Edward Lee (2 March 1914 - 31 December 2001) was a British scientist, inventor, and civil servant. He was the builder of Britain's first infrared spectrometer, and later served as Director of the Admiralty Research Laboratory.

== Education ==
Lee was educated at Consett Grammar School. He earned an MSc from Manchester University, where he was a protégé of scientists Lawrence Bragg and Patrick Blackett. He was headhunted by Sir Gordon Sutherland to build an infrared spectrometer at Pembroke College, University of Cambridge, where he received his PhD.

== Second World War career ==
At the outbreak of the Second World War, Lee had won a Commonwealth scholarship to continue his research at the Massachusetts Institute of Technology, but chose instead to remain in Britain to help with the war effort. In 1939, Lee joined the Scientific and Technical Staff at the Royal Navy's Admiralty Research Laboratory in Teddington, Middlesex. He served in the Scientific Research and Experiment Department working on radar & Type F infrared rays recognition system.

== Post-war career ==
From 1946 to 1948, Lee served on the staff of the UK Ministry of Defence. In 1948, he joined the Admiralty's Department of Physical Research. In 1951, he returned to the Admiralty Research Laboratory, and in 1955 he was appointed Director of Operational Research, Royal Naval Scientific Service.

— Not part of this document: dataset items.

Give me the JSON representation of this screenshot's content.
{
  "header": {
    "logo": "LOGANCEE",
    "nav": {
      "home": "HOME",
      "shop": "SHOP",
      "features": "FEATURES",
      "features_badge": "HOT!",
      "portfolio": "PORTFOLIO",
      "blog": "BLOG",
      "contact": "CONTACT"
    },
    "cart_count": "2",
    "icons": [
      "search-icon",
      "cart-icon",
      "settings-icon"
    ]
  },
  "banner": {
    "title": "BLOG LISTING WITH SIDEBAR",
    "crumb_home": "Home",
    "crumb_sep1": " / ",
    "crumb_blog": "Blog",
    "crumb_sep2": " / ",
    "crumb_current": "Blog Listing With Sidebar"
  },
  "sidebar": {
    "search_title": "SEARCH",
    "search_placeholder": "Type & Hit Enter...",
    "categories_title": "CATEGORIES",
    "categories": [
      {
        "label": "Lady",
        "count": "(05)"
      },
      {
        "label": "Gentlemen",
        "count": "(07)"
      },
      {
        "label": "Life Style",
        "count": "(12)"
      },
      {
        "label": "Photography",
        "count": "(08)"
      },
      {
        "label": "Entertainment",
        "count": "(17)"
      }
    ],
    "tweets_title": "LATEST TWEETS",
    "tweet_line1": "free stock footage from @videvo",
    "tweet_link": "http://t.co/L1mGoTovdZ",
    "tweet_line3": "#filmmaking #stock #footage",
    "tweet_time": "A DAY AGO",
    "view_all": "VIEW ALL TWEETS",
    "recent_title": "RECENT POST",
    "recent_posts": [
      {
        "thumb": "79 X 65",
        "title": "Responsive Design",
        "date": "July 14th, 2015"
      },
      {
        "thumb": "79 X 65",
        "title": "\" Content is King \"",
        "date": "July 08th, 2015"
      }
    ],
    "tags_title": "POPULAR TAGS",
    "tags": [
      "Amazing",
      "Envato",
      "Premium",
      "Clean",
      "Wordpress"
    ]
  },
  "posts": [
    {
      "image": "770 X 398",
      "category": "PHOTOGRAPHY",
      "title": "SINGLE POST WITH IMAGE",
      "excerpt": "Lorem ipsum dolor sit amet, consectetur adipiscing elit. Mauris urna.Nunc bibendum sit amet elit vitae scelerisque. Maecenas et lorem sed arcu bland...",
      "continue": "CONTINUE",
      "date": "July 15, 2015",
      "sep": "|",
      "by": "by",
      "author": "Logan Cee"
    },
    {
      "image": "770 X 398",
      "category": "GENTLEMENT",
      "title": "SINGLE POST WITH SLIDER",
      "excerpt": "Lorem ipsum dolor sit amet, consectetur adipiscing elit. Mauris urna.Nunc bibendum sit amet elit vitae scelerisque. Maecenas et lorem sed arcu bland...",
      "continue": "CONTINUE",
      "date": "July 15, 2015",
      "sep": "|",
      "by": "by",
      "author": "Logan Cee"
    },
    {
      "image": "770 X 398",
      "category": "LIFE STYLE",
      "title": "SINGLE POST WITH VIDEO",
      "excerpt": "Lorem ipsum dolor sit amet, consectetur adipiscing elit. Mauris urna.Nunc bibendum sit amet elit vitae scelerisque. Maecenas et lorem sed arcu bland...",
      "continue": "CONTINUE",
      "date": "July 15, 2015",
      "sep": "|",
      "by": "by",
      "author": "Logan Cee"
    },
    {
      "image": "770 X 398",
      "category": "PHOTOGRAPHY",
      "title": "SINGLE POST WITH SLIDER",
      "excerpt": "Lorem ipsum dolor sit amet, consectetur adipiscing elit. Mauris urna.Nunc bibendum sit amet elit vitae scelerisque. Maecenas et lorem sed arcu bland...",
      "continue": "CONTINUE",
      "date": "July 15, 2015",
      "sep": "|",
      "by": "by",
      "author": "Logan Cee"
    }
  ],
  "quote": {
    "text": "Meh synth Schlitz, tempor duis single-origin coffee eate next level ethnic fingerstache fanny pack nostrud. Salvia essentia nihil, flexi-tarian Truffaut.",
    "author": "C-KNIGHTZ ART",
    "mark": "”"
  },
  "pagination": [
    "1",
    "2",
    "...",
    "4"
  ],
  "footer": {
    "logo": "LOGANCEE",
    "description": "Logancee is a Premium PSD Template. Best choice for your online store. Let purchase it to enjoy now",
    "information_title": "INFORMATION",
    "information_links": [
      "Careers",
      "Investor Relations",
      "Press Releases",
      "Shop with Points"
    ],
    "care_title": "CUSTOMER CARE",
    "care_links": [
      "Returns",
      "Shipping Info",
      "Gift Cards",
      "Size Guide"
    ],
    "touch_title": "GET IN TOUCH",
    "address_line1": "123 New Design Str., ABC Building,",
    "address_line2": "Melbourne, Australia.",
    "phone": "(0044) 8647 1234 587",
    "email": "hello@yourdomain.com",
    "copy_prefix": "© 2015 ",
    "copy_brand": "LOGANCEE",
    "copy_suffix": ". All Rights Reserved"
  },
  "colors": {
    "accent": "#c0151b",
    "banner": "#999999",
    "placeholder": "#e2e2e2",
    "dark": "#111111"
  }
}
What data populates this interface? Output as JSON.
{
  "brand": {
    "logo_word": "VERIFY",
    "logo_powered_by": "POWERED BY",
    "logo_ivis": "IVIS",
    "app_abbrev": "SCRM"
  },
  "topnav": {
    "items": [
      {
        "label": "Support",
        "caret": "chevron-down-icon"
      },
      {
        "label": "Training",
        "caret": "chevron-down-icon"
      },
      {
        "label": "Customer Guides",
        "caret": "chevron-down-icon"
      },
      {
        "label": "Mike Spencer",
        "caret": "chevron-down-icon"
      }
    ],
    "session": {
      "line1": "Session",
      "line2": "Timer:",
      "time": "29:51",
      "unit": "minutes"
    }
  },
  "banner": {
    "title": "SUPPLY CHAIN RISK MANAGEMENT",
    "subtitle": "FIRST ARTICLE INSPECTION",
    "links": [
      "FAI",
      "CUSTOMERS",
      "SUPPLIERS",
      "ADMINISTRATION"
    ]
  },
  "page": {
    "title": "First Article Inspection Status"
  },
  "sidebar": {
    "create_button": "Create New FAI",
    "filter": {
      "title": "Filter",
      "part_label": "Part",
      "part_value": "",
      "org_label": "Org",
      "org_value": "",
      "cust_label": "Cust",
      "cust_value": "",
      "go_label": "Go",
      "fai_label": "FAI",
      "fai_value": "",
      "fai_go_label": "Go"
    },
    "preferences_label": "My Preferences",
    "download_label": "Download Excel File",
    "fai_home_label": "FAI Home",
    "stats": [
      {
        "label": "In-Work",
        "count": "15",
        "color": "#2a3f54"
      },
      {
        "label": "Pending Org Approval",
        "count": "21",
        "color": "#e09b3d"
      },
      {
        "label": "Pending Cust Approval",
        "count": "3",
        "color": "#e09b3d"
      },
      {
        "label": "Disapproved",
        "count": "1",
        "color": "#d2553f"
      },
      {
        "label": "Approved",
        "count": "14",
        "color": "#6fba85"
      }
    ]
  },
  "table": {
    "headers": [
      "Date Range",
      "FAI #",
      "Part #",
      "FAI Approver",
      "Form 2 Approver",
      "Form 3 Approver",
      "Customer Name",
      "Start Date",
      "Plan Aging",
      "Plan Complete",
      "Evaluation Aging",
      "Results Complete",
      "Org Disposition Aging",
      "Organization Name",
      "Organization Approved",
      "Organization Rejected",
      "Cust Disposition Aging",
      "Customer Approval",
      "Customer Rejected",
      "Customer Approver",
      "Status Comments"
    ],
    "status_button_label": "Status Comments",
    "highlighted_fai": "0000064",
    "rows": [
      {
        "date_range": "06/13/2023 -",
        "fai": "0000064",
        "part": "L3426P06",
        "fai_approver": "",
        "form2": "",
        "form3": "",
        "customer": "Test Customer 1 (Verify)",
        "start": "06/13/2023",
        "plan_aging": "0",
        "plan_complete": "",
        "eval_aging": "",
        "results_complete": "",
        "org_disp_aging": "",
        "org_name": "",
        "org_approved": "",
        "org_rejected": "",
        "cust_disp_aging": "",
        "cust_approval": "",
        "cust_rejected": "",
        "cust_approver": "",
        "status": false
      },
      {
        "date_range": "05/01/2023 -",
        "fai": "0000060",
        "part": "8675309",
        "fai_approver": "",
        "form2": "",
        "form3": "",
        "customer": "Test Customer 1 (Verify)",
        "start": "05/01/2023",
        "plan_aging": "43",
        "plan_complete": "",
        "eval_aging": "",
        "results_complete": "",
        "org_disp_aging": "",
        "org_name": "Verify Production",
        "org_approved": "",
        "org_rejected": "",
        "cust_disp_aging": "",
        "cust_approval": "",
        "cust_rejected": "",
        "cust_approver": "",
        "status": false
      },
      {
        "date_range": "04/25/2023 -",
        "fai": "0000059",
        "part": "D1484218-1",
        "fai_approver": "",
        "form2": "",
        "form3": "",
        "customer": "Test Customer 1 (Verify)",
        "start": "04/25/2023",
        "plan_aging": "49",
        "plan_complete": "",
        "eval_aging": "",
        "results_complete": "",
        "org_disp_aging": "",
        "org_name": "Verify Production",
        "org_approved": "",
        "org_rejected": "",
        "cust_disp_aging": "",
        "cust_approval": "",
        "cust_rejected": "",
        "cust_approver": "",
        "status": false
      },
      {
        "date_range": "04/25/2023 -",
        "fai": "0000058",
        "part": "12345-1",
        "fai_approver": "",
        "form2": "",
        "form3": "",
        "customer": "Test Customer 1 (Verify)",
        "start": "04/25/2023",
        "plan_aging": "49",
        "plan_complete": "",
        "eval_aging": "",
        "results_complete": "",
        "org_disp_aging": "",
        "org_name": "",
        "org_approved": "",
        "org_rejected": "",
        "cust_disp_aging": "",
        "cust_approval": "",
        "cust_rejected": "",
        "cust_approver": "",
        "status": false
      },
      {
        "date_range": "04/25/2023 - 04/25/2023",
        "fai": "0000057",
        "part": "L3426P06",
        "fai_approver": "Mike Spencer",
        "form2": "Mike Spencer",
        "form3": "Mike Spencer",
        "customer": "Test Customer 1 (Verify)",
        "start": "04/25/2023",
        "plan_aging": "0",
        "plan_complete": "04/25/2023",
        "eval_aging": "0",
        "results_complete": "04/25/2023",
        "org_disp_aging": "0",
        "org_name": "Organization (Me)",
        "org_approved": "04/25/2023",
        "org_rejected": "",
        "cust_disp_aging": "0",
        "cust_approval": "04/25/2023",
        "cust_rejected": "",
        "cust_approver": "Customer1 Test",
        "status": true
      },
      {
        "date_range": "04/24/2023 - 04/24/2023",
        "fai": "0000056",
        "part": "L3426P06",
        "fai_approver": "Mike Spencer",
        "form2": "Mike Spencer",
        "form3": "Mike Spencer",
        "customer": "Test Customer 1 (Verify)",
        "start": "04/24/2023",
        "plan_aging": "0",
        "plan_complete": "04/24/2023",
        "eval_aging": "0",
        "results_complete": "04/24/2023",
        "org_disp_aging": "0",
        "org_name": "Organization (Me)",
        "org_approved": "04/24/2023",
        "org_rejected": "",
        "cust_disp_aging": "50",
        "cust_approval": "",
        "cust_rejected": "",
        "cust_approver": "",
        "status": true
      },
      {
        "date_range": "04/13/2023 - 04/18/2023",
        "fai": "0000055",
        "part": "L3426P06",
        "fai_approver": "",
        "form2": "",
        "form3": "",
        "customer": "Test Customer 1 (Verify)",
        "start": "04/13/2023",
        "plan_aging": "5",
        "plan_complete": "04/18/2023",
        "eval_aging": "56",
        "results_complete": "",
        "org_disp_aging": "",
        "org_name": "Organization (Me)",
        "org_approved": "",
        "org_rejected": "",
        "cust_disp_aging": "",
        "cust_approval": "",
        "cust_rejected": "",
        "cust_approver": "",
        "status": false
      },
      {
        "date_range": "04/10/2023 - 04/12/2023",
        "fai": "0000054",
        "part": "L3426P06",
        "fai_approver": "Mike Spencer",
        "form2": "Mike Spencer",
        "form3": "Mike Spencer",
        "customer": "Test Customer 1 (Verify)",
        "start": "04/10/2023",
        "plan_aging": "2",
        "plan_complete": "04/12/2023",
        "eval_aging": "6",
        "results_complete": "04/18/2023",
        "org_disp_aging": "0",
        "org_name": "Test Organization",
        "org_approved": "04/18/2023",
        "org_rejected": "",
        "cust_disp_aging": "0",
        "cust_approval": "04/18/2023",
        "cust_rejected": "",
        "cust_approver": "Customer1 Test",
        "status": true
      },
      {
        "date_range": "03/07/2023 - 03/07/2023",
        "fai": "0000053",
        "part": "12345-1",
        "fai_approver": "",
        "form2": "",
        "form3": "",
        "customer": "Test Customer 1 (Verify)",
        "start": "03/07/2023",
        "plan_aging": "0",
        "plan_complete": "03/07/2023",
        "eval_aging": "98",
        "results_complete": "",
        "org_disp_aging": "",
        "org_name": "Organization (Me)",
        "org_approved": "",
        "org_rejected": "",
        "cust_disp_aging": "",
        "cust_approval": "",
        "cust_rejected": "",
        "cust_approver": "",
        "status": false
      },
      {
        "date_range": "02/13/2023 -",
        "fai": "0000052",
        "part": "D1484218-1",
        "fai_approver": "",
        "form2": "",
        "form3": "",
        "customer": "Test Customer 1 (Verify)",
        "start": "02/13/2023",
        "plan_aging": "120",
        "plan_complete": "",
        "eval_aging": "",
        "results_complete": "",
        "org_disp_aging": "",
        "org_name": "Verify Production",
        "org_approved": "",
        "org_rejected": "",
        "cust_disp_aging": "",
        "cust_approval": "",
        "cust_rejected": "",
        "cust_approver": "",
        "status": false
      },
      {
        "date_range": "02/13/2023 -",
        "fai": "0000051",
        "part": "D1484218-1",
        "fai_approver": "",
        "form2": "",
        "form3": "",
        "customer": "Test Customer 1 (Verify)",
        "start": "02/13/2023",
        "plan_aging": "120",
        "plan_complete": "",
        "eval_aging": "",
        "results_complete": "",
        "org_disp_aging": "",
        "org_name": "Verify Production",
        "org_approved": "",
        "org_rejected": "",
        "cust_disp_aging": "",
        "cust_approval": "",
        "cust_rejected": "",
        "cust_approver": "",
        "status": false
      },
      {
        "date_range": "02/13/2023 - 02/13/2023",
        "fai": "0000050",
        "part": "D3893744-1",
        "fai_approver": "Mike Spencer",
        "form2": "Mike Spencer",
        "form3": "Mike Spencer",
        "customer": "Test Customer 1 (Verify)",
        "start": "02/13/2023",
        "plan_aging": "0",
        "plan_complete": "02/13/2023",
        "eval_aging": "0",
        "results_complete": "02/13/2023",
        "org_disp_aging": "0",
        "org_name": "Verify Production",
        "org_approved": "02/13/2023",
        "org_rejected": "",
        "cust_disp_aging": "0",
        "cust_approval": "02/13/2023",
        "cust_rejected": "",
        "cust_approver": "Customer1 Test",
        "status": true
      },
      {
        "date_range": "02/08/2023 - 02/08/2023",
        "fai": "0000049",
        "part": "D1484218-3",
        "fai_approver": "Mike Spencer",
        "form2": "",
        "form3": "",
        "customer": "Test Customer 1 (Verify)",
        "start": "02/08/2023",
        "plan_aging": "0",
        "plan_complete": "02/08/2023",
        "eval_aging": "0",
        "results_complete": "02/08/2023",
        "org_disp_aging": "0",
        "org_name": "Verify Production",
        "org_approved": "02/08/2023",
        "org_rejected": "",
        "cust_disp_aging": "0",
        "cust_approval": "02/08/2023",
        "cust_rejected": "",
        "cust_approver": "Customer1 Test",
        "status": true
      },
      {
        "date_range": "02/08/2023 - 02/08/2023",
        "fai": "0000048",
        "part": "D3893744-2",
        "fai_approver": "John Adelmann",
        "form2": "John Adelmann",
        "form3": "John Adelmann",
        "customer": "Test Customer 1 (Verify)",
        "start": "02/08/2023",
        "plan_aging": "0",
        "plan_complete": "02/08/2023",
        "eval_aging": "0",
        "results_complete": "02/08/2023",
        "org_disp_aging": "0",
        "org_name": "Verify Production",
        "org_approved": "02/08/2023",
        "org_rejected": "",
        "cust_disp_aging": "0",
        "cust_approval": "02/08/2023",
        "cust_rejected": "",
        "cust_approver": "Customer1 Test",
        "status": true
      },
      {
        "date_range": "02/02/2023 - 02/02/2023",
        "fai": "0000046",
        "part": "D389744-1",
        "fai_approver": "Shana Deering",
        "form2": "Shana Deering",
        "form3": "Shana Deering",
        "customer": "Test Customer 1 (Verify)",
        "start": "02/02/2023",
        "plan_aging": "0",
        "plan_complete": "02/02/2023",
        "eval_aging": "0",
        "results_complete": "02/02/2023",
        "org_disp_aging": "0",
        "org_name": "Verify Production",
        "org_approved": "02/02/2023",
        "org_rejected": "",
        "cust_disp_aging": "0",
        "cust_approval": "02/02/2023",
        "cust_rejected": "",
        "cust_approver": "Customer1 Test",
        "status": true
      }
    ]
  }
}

In 1958, Lee was appointed Deputy Director of the National Physical Laboratory. In 1960, he was appointed Director, Stations and Industry Division, Department of Scientific and Industrial Research. In 1965, during Harold Wilson's "white heat of technology", he became Deputy Controller (R) at the Ministry of Technology. In 1970 he was appointed Head of Research Services at the Department of Trade and Industry.

From 1971 until his retirement in 1974, Lee served as Director of the Admiralty Research Laboratory.

== Retirement ==
In later life, Lee served as Governor of Hampton School, and Captain and President of the Home Park Golf Club at Hampton Court.